Tiba-tiba, pintu barak terbuka dengan keras. Dariel menoleh, melihat seorang pria tinggi dengan jubah kusam berdiri di pintu. Matanya tajam seperti elang, dan di pinggangnya tergantung pedang panjang yang tampak sudah sering digunakan.
“Siapa di sini yang namanya Dariel?” suara pria itu terdengar dalam dan penuh otoritas.
Para buruh lain menoleh ke arah Dariel, membuatnya tidak punya pilihan selain bangkit. “Aku. Ada apa?”
Pria itu melangkah masuk, mendekati Dariel. “Namaku Kaelen. Aku butuh bicara denganmu. Sekarang.”
Dariel mengernyit. “Kenapa aku harus ikut denganmu? Aku bahkan tidak kenal kau.”
Kaelen menatapnya tajam. “Karena jika kau tidak ikut, penyihir-penyihir itu akan datang untukmu. Dan percayalah, kau tidak ingin mereka menangkapmu.”
Dariel terdiam.
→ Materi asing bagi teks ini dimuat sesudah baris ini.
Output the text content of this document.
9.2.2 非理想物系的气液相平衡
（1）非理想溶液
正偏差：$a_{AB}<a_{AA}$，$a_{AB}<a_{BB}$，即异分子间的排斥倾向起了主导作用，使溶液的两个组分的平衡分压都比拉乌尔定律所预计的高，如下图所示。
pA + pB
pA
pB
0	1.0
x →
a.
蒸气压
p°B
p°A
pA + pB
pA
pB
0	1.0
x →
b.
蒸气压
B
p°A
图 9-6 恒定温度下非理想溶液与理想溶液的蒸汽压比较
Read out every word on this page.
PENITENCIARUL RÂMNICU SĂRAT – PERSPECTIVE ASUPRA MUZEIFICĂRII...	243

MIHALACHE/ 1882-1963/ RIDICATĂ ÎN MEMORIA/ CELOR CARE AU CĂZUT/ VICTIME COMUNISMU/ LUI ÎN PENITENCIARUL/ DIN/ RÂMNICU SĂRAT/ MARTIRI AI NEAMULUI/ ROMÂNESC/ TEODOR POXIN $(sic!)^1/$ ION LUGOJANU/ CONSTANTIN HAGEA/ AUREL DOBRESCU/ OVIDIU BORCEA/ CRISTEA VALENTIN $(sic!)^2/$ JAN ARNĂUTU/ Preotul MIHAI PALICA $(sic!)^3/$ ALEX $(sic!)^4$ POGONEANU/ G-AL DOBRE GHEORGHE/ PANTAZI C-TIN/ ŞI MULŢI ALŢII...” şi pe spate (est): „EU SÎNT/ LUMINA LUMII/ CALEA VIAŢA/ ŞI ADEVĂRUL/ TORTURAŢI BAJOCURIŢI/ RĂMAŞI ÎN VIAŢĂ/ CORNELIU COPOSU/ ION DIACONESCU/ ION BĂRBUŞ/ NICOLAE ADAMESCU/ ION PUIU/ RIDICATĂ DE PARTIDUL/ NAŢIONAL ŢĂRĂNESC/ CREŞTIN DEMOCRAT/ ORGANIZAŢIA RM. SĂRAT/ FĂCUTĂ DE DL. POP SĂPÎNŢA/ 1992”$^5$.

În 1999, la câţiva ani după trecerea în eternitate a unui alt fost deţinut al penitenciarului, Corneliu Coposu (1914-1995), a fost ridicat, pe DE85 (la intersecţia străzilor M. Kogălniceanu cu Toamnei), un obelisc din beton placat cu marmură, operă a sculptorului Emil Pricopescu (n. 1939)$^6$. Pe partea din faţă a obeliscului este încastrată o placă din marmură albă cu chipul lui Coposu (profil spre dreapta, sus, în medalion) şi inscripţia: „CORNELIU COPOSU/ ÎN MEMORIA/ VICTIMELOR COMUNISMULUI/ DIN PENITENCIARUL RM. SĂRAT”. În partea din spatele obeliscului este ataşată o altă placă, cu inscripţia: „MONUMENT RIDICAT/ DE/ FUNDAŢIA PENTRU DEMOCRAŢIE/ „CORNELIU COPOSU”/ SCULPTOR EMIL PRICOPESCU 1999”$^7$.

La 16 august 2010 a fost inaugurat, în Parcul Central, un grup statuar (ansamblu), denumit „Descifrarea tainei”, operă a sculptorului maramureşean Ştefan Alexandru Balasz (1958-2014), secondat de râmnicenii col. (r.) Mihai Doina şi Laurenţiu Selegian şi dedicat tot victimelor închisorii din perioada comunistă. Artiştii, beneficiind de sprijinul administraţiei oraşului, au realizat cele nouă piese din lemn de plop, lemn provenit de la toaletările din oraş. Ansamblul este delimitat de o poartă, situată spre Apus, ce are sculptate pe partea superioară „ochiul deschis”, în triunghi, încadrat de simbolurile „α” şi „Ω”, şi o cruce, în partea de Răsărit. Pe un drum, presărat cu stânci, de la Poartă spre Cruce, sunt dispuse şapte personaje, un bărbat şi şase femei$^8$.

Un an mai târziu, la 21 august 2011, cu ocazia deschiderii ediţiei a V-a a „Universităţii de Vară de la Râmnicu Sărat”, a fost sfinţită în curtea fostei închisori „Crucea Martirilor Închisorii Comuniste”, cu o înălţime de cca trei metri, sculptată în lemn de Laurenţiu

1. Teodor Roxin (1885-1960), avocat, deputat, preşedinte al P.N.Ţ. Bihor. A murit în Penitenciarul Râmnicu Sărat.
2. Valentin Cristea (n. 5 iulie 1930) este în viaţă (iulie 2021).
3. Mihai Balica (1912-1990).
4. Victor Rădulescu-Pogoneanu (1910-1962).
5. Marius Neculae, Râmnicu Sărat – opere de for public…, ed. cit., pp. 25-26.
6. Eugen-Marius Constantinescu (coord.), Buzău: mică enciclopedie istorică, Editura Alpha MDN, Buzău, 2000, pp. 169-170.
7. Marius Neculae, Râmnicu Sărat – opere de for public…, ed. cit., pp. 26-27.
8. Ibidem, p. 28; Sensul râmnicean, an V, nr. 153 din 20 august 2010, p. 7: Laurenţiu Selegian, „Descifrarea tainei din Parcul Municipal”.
Dia tidak tahu apa maksud pria ini, tapi ada sesuatu dalam nada suaranya yang membuatnya merasa pria ini bisa dipercaya... setidaknya untuk sementara.
“Baiklah,” jawab Dariel akhirnya. “Tapi jika ini jebakan, kau akan menyesal.”
Kaelen tersenyum tipis. “Aku suka keberanianmu, anak muda. Sekarang, ayo pergi sebelum mereka menyadari aku di sini.”
Mereka keluar dari barak melalui pintu belakang, berjalan cepat menuju pinggiran kota tambang. Dariel menyadari bahwa pria ini tampaknya sangat ahli dalam bergerak tanpa menarik perhatian.
“Kau ini siapa sebenarnya?” tanya Dariel setelah beberapa saat.
“Seorang prajurit yang bosan dengan kebohongan kerajaan,” jawab Kaelen singkat. “Aku sudah melihat terlalu banyak kekejaman di bawah bendera mereka. Aku memutuskan untuk berbalik melawan mereka.”
Dariel mengangkat alis. “Dan apa hubungannya dengan aku?”
Kaelen berhenti dan menatapnya. “Aku tahu siapa kau, Dariel. Anak dari pemimpin pemberontakan kecil di Orvalis. Orang-orangmu dihancurkan, tapi semangat perlawanan itu tidak mati. Kau adalah kunci untuk melawan mereka.”